O resultado final do processo é um exemplar engarrafado de produção limitada que, graças ao nível de acidez equilibrada com seus taninos suaves, assegura um potencial de conservação de 10 anos, enquanto para consumi-lo se recomenda uma temperatura de 16 °C. Possui cor violácea, matizes vermelhos, aroma de pimenta branca e frutas negras, combinados com canela e um toque herbáceo.
Efetivamente, na língua elamita, Tiraziš significa Shyraz, o nome de uma cidade situada no sudoeste do Irã que é a capital da província de Fars. Em algumas partes do mundo, o Syrah é conhecido como Shyraz e acredita-se que foi no antigo reino da Pérsia que essa cepa teve origem. Dalí se abastecia de vinho as regiões adjacentes durante a Antiguidade.
Segundo a tradição ancestral, no palácio real daquela cidade histórica, onde habitava o soberano Djemchid junto ao seu harém, um jarrão com uvas foi esquecido pelos que manuseavam os víveres. Depois de algum tempo, um servidor palaciano o encontrou e dentro dele identificou um líquido nebuloso, borbulhante e de odor desconhecido. Intrigado, pendurou no recipiente de barro um aviso com a palavra "veneno" e o guardou.
Uma das esposas do rei, que se encontrava muito deprimida, um dia decidiu suicidar-se.
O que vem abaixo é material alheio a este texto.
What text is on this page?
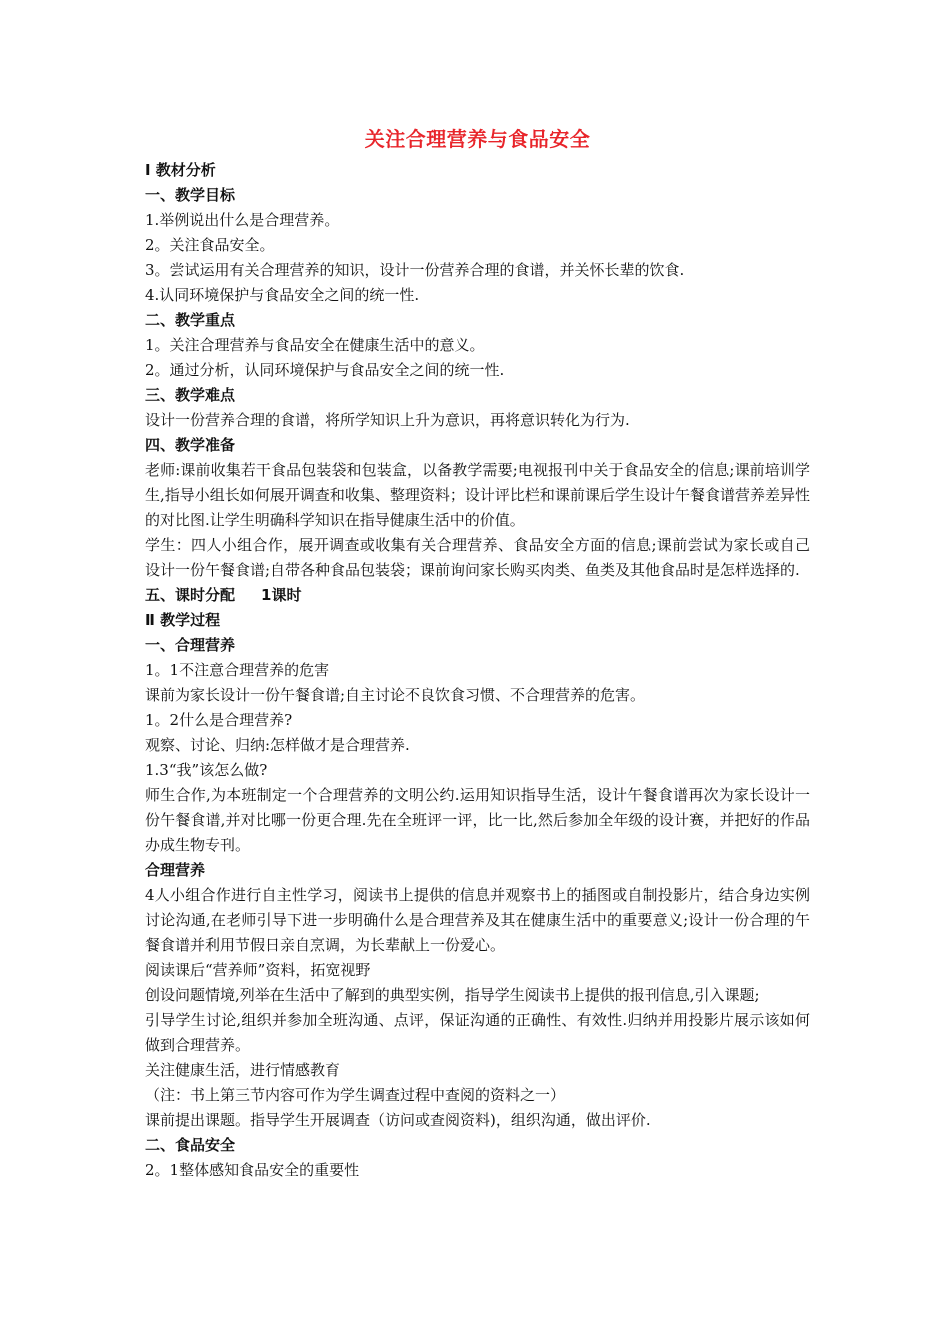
关注合理营养与食品安全
Ⅰ 教材分析
一、教学目标
1.举例说出什么是合理营养。
2。关注食品安全。
3。尝试运用有关合理营养的知识，设计一份营养合理的食谱，并关怀长辈的饮食.
4.认同环境保护与食品安全之间的统一性.
二、教学重点
1。关注合理营养与食品安全在健康生活中的意义。
2。通过分析，认同环境保护与食品安全之间的统一性.
三、教学难点
设计一份营养合理的食谱，将所学知识上升为意识，再将意识转化为行为.
四、教学准备
老师:课前收集若干食品包装袋和包装盒，以备教学需要;电视报刊中关于食品安全的信息;课前培训学生,指导小组长如何展开调查和收集、整理资料；设计评比栏和课前课后学生设计午餐食谱营养差异性的对比图.让学生明确科学知识在指导健康生活中的价值。
学生：四人小组合作，展开调查或收集有关合理营养、食品安全方面的信息;课前尝试为家长或自己设计一份午餐食谱;自带各种食品包装袋；课前询问家长购买肉类、鱼类及其他食品时是怎样选择的.
五、课时分配 1课时
Ⅱ 教学过程
一、合理营养
1。1不注意合理营养的危害
课前为家长设计一份午餐食谱;自主讨论不良饮食习惯、不合理营养的危害。
1。2什么是合理营养?
观察、讨论、归纳:怎样做才是合理营养.
1.3“我”该怎么做?
师生合作,为本班制定一个合理营养的文明公约.运用知识指导生活，设计午餐食谱再次为家长设计一份午餐食谱,并对比哪一份更合理.先在全班评一评，比一比,然后参加全年级的设计赛，并把好的作品办成生物专刊。
合理营养
4人小组合作进行自主性学习，阅读书上提供的信息并观察书上的插图或自制投影片，结合身边实例讨论沟通,在老师引导下进一步明确什么是合理营养及其在健康生活中的重要意义;设计一份合理的午餐食谱并利用节假日亲自烹调，为长辈献上一份爱心。
阅读课后“营养师”资料，拓宽视野
创设问题情境,列举在生活中了解到的典型实例，指导学生阅读书上提供的报刊信息,引入课题;
引导学生讨论,组织并参加全班沟通、点评，保证沟通的正确性、有效性.归纳并用投影片展示该如何做到合理营养。
关注健康生活，进行情感教育
（注：书上第三节内容可作为学生调查过程中查阅的资料之一）
课前提出课题。指导学生开展调查（访问或查阅资料)，组织沟通，做出评价.
二、食品安全
2。1整体感知食品安全的重要性
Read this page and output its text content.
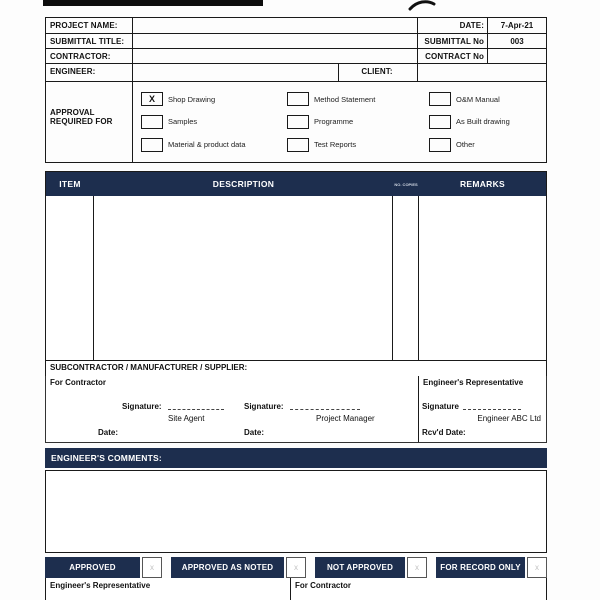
PROJECT NAME:	DATE:	7-Apr-21
SUBMITTAL TITLE:	SUBMITTAL No	003
CONTRACTOR:	CONTRACT No
ENGINEER:	CLIENT:
APPROVAL REQUIRED FOR
X	Shop Drawing
Samples
Material & product data
Method Statement
Programme
Test Reports
O&M Manual
As Built drawing
Other
ITEM	DESCRIPTION	NO. COPIES	REMARKS
SUBCONTRACTOR / MANUFACTURER / SUPPLIER:
For Contractor
Signature:
Site Agent
Signature:
Project Manager
Date:	Date:
Engineer's Representative
Signature
Engineer ABC Ltd
Rcv'd Date:
ENGINEER'S COMMENTS:
APPROVED	x	APPROVED AS NOTED	x	NOT APPROVED	x	FOR RECORD ONLY	x
Engineer's Representative	For Contractor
Encontrou casualmente o tal "veneno" na dispensa e o ingeriu. Começou então a sentir um bem-estar inexplicável e correu feliz de volta ao palácio, cantando e dançando. O soberano ouviu falar da transformação inexplicável da concubina e consultou a corte sobre o ocorrido. Ao saber da origem da misteriosa euforia, o rei bebeu entusiasmado a poção desconhecida e experimentou os mesmos efeitos. Decretou por fim que aquelas uvas cultivadas fossem guardadas tal como se fizera naquele jarro de barro original, passando o apreciado licor a ser parte das mais caras tradições persas.
Conforme os historiadores e estudiosos do Evangelho, se de fato se bebeu vinho nas Bodas de Canaã e na Última Ceia, esse vinho era provavelmente um Tiraziš, muito típico na região do Oriente Médio.